На родине моей не однажды звучали уже во времена перестроечной реформации призывы вывезти отсюда, с опустошенной земли, оставшийся народ и забыть о ней. Чего проще! Еще полвека назад люди здесь, сидя на таежном и речном богатстве, были бедны лишь потому, что не дошла тогда сюда хозяйская государева рука. Затем эта рука шла мимо и остановила Ангару, снесла тайгу. Остался местный народ ни с чем. Он остался ни с чем, а Ангара до сих пор крутит турбины, вырабатывает электроэнергию, которая продается за границу, и плавит алюминий, за который дают валюту.
Человек – это, конечно, давно не звучит гордо, но надо ли доводить дело до того, чтобы это звучало низко?
Вниз и вверх по течению
Очерк одной поездки
По родимой по сторонке
Сердце ноет, ноет, ноет…
Из песни
Слава Богу, все кончилось. Кончилась эта бестолковая и изнурительная беготня по магазинам, когда и сам не знаешь, что ищешь, лишь бы что-нибудь купить, не забыть никого подарком и не обделить гостинцем; это торопливое сваливание с себя всяких разных дел, больших и маленьких, скопившихся, как всегда, на последний день, и надо срочно бежать туда и сюда, поговорить с тем и с этим, взять одно и отдать другое; эти суматошные, с постоянной оглядкой – не забыть бы что-нибудь – сборы. Кончилось все разом, как обрубило, едва лишь Виктор вошел в каюту и поставил чемодан, и теперь впереди предстояло одно легкое и приятное безделье, заранее волнующее своей праздничностью и свободой.

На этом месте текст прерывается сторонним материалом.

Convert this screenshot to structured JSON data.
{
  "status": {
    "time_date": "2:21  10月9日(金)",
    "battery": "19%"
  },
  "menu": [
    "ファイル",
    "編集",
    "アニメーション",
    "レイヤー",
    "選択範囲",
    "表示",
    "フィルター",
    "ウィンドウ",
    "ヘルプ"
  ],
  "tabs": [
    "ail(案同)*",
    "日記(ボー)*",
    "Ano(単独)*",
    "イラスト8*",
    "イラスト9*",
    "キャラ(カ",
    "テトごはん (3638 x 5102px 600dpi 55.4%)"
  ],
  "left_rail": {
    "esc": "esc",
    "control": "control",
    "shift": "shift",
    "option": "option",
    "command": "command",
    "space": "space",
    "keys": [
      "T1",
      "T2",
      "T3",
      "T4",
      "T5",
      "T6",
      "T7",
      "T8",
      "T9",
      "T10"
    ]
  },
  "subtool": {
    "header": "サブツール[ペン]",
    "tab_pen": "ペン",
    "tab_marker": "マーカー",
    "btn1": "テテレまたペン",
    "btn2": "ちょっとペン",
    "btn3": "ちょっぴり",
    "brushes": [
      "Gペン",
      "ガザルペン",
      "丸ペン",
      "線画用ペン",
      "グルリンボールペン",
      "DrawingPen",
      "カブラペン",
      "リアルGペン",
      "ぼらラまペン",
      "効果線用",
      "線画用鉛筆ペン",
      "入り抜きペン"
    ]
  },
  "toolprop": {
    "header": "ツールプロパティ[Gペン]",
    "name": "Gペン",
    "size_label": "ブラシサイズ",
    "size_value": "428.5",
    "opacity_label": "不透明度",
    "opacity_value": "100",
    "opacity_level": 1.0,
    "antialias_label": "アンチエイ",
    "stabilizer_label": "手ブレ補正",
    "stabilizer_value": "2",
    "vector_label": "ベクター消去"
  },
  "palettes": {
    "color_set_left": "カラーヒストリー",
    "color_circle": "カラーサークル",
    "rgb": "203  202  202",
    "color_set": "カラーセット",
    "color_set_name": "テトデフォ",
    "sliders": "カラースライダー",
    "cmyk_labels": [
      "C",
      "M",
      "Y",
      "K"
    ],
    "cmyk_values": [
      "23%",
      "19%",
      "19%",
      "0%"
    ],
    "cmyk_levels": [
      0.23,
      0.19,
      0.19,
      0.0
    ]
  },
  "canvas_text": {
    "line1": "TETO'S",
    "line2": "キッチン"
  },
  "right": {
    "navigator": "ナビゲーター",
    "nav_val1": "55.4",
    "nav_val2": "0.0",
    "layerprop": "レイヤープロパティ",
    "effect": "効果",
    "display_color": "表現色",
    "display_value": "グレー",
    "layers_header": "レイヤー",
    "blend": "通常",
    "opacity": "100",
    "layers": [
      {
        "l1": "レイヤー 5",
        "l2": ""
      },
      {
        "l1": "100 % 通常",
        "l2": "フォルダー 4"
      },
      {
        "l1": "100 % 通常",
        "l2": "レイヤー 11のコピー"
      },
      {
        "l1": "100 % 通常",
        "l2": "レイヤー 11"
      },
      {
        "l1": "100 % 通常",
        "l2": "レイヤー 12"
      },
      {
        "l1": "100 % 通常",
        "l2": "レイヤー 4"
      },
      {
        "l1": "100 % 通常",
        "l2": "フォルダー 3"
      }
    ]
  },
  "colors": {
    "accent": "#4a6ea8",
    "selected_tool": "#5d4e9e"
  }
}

Погода для мая выдалась на удивление жаркая, весь день пекло, а теперь, перед вечером, жара еще более сгустилась, потяжелела. В каюте к тому же пахло краской, воздух был затхлый и горький. Виктор тут же, как вошел, до конца, до упора опустил раму стекла в окне и высунулся наружу. Его обдало теплым и слабым, но все же ветерком, от воды едва уловимо потянуло свежестью. До пяти часов, до отплытия, оставалось еще минут пятнадцать; посадка продолжалась, слышно было, как по сходням идут люди, но уже во всем чувствовалось близкое освобождение, уже начала подрагивать в нетерпении массивная белая туша теплохода, уже полусонный женский голос с пластинки, волнуя и дразня, повел прощальную дежурную песенку о том, что – «провожают пароходы совсем не так, как поезда».